Ika dzięki icon_smile.gif mam nadzieję, że i u mnie to właśnie o te sutki chodzi. W sumie to już jest lepiej bo krwi była już znikoma ilość i tylko po karmieniu lewą piersią, także wszystko na to wskazuje że to jednak nic poważnego

Marta no właśnie widzisz chyba z przestawieniem na ten tryb przy karmieniu piersią nie będzie tak prosto, bo dzieci "cycowe" nie powinny mieć przerwy w jedzeniu dłuższej niż 6h (przynajmniej do pół roku zycia) hmm mojej siostrze położna poradziła aby w ciągu dnia przystawiać częściej małego do piersi np. zamiast co 3h to co 2,5 i u niej poskutkowało już po dwóch dniach i mały budzi się tylko raz w nocy ok 3. Zobaczymy popróbujemy icon_smile.gif

Anecznik kochana będzie dobrze zobaczysz przytul.gif na pewno noszenie tych szelek nie jest przyjemne dla maluszka, ale jestem pewna, że Igorek się do nich przyzwyczaji i nie będzie płakał. Mały mojej siostry też ma ten problem i już o 3 miesięcy nosi szelki i powiem ci że w niczym mu to nie przeszkadza jest cudownym uśmiechnietym chłopcem. A co do dokumentu do becikowego u nas też jest potrzebne zaświadczenie od gina, właśnie muszę do niego zadzwonić i umówić się na wizytę popołogową i załatwić to.
lissa
Ika dzięki bardzo będziemy próbować usypiać
Marta Lenutka słodka robi podobne minki do mojej Zosieńki, a swoją droga jakie ona ma pućki takie w sam raz do całowania.
Anecznik będzie dobrze
m4rusia
anecznik a na jakiej zasadzie "działają" te szelki?? O co w tym chodzi?? Szczerze powiem, że nie wiem
walizka
Anecznik - mam nadzieję, że Igor spokojnie przyjmie szelki. Nie podłamuj się icon_smile.gif Gratuluję patentu z nocnym karmieniem!

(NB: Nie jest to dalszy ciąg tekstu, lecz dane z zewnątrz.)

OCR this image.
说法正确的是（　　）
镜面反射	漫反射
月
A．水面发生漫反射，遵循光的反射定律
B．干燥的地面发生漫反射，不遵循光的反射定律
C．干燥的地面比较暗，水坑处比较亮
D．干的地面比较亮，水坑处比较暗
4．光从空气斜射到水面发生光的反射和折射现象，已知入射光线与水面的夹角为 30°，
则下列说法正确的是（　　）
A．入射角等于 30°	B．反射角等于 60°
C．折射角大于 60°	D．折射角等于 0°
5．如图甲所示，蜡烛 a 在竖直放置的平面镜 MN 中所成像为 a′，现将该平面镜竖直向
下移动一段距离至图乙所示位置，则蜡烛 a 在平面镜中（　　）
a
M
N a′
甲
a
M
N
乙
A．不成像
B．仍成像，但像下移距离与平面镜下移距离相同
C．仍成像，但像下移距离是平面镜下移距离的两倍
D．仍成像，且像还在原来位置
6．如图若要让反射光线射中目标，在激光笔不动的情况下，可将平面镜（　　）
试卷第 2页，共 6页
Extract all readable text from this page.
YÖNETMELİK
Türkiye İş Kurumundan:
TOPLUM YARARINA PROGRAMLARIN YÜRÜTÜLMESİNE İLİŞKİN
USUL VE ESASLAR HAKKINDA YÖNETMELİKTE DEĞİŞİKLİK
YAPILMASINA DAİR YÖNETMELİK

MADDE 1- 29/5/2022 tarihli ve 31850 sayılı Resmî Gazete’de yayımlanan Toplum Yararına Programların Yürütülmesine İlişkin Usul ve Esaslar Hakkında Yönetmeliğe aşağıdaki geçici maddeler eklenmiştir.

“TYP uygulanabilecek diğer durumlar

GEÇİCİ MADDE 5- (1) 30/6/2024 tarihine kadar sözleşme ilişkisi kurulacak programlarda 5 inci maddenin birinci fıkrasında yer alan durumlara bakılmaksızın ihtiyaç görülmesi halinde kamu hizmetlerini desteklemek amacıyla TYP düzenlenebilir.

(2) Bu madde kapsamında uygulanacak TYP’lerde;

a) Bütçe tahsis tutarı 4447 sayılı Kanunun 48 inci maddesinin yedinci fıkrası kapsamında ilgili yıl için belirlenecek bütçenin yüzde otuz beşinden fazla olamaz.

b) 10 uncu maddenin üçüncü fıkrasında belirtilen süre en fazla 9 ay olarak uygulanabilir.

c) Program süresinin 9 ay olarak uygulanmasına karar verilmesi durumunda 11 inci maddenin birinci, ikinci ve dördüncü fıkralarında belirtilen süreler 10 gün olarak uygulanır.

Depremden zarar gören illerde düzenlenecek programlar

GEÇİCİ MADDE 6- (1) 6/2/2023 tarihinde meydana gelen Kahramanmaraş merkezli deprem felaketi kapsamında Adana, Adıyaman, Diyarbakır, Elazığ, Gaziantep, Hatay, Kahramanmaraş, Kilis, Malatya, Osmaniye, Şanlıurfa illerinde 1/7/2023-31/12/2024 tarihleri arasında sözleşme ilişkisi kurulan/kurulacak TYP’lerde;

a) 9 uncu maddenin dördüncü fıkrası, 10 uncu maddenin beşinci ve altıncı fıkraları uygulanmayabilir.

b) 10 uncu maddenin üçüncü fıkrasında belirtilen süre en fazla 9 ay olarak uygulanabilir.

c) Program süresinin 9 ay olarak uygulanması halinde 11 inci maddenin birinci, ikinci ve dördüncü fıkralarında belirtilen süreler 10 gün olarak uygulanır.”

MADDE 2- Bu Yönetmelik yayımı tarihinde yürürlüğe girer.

Iwona - czekam na info, czy to faktycznie była krew z piersi. Mam nadzieję, że tak

U nas chyba sprawdzają się nutki od Iki i spacery, bo dziś Weronika przespała większość dnia - najpierw na spacerze, potem przy delfinach i potokach. A ja spałam sobie z nią, bo zarąbiście bolała mnie głowa. Za to teraz nieprędko zasnę icon_smile.gif

Do becikowego zaświadczenie od gina potrzebne. Dobrze, że już nie wymagają udokumentowania, że było się pod opieką lekarza od 10-go tygodnia, bo to był niezły absurd icon_smile.gif
emilly
Cześć dziewczyny.

U mnie czasu brak,ból pleców nadal jest,ale mogę już chodzić blagam.gif . Po tomografii wiadomo tylko,że kamienia w nerce brak i nie wiadomo skąd ten ból icon_sad.gif Wolałabym wiedzieć ,że to np. od neki a nie żyć w nieświadomości i szukać przyczyny...

Anecznik oby szybciutko z Igiego bioderkiem było O.K. U nas nwet nikt tego nie sprawdza...

Iwonadancer Ty mówisz o 3h przerwach w karmieniu? Mój nawet 1,5h nie umie wytrzymać... icon_rolleyes.gif Najgorsze są noce,bo nie śpi praktycznie wcale...

Muszę jeszcze doczytać co u Was,bo tylko tę stronkę przejrzałam.

Aha,jutro przyjeżdża do mnie mój brat z żoną i 3 córkami,mama z siostrzenicą są w dalszym ciągu ,więc będzie wesoło.
emilly
Dziękuję dziewczyny za kciuki.

Ika podesłałabyś mi te delfinki i wodospad? Będę wdzięczna.
anulek123
Piegusko- jest bez recepty

co do rytmu- Moje dziecko samo sie tak ustawiło jakoś, juz w brzuchu a potem w szpitalu zaobserwowałam, ze ma takie pory aktywnosci, wiec to zaakeptowalismy icon_smile.gif
na samym cycku tez miala przerwe nocna 5 godzin, poczatkowo budzilam, ale moj lekarz powiedzial, ze dziecko tez czlowiek i mam nie przeszksadzac jej we snie icon_smile.gif

Iwonka- 3mam kciuki, zeby krew znikla, w szpitalu moja sasiadka z sali miala to samo i pediatra zabronil karmic piersia jak zobaczyl, ze jej mały ulewa krwia, wiec niech szybko problem znika! albo sprobuj kapturka dopoki Cie boli, my do dzisiaj sie karmimy i w kapturku i bez i butelka, wiec dziecko wszechstronne musialo sie stac...


Anecznik
CYTAT(iwonadancer @ Wed, 11 Aug 2010 - 18:21) *
Anecznik kochana będzie dobrze zobaczysz przytul.gif na pewno noszenie tych szelek nie jest przyjemne dla maluszka, ale jestem pewna, że Igorek się do nich przyzwyczaji i nie będzie płakał. Mały mojej siostry też ma ten problem i już o 3 miesięcy nosi szelki i powiem ci że w niczym mu to nie przeszkadza jest cudownym uśmiechnietym chłopcem. A co do dokumentu do becikowego u nas też jest potrzebne zaświadczenie od gina, właśnie muszę do niego zadzwonić i umówić się na wizytę popołogową i załatwić to.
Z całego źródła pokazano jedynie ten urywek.